Los días pasan y, en general, se suelen parecer bastante unos a otros. Hay tantas cosas cotidianas que se repiten una y otra vez que pasados unos cuantos días, meses, y ya no digo años, uno se olvida de qué día exactamente sucedieron unas y no otras. Sin embargo, a veces, un día cualquiera puede destacar por cualquier cosa que nos hace daño, y entonces, todas esas pequeñeces que en otra ocasión habríamos olvidado, se graban a fuego en nuestra memoria.
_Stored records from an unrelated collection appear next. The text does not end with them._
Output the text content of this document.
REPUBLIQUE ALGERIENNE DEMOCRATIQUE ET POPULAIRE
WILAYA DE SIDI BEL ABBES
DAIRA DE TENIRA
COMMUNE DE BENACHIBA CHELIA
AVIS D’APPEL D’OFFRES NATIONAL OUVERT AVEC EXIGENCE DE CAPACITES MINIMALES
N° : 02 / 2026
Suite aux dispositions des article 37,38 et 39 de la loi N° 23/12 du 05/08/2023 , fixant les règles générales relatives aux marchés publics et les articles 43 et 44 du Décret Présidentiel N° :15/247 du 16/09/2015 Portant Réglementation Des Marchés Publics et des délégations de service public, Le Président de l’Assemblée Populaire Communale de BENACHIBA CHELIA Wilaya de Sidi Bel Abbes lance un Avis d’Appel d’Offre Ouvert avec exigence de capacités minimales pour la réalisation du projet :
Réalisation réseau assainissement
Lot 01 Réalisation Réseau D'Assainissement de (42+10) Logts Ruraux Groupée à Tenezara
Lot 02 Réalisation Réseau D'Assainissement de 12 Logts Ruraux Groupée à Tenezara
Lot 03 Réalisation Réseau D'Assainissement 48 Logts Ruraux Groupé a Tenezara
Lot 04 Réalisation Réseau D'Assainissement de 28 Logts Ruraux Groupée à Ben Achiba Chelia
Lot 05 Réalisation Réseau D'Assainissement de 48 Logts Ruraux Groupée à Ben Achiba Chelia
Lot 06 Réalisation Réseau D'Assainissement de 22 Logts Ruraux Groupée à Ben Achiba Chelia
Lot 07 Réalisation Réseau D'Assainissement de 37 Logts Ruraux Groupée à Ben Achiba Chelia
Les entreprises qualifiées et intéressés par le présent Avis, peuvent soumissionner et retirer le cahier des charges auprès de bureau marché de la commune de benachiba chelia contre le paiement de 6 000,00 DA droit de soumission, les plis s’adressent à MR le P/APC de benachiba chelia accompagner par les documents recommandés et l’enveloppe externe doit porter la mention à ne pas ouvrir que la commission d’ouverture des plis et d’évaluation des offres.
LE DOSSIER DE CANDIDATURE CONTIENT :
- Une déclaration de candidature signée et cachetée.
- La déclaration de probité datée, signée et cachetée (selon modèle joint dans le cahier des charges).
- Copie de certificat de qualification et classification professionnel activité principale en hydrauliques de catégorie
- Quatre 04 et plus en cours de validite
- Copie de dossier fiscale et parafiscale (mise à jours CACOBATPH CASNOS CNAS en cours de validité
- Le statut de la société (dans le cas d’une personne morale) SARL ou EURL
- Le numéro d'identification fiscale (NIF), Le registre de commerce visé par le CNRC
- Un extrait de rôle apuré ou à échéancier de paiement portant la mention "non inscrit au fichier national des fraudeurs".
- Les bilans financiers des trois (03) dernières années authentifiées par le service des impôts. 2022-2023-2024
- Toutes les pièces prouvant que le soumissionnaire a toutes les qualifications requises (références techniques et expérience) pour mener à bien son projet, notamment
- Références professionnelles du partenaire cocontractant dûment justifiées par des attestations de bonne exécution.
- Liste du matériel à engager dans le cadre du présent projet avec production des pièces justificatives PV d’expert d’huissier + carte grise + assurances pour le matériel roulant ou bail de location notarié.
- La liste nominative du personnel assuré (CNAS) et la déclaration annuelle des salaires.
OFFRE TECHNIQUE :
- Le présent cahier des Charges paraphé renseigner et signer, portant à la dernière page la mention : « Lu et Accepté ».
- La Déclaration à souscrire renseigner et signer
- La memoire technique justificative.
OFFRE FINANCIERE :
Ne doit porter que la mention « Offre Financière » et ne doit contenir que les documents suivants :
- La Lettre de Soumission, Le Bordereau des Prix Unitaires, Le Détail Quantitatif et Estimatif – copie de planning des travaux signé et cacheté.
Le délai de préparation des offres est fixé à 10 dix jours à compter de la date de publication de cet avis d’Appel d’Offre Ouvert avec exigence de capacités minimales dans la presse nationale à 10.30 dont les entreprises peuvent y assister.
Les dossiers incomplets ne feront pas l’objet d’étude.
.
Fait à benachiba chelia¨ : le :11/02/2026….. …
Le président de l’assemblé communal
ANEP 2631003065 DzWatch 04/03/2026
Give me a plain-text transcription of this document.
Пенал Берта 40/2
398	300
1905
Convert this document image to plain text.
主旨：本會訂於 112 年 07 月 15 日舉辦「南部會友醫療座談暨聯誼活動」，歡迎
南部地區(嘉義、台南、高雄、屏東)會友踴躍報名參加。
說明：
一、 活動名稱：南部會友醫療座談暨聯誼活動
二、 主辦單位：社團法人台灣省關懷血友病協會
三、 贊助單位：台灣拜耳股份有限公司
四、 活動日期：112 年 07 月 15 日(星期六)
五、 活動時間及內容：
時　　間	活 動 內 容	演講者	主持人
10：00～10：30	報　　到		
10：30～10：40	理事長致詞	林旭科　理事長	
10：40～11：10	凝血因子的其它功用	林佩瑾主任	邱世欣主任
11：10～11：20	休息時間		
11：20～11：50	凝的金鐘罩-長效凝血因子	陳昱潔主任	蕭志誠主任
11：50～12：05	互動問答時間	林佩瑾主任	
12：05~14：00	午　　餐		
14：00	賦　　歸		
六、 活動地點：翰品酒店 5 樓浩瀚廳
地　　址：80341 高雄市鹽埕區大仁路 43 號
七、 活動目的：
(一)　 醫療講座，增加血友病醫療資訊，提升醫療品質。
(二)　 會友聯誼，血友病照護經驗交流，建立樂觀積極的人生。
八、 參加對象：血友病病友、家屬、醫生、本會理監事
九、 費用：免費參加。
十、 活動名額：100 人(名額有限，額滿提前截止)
Es por eso que, aunque ya hayan pasado más de once años, aún recuerdo esos tres días. Quiénes estábamos con ella. Lo que dijeron en las noticias aquella tarde. Cómo se rió frente al televisor. El tacto de su piel al darme el último beso de despedida. Sus manos cruzadas a la altura del pecho. Su color delatando su enfermedad. Su sonrisa tratando de ocultarla. Y luego a aquella chica de clase a la que felicité por la calle, porque era su cumpleaños. Que estaba sentada en la cama de mi hermana cuando llamaron. Lo que dijo mi madre al oír la noticia. Su nerviosismo por tener que ser ella quien se la transmitiese a él. El vacío. Despertar y notar esa sensación que te oprime el pecho cuando tienes la resaca de un mal día. El deseo de que lo sobrenatural fuese real. Su abrazo. Sus lágrimas. La tristeza.
Todo lo demás se va, y si no se va se queda aparcado y, hasta que no ves, oyes, hueles algo en concreto, o alguien te dice alguna palabra clave, no te acuerdas ni de que estaba ahí latente, esperando a ser desenterrado algún día. Pero los días negros no necesitan de ninguna clave ni de ningún sentido. No necesita uno ayuda para recordarlos, porque sencillamente nunca se olvidan, ni queriendo ni sin querer.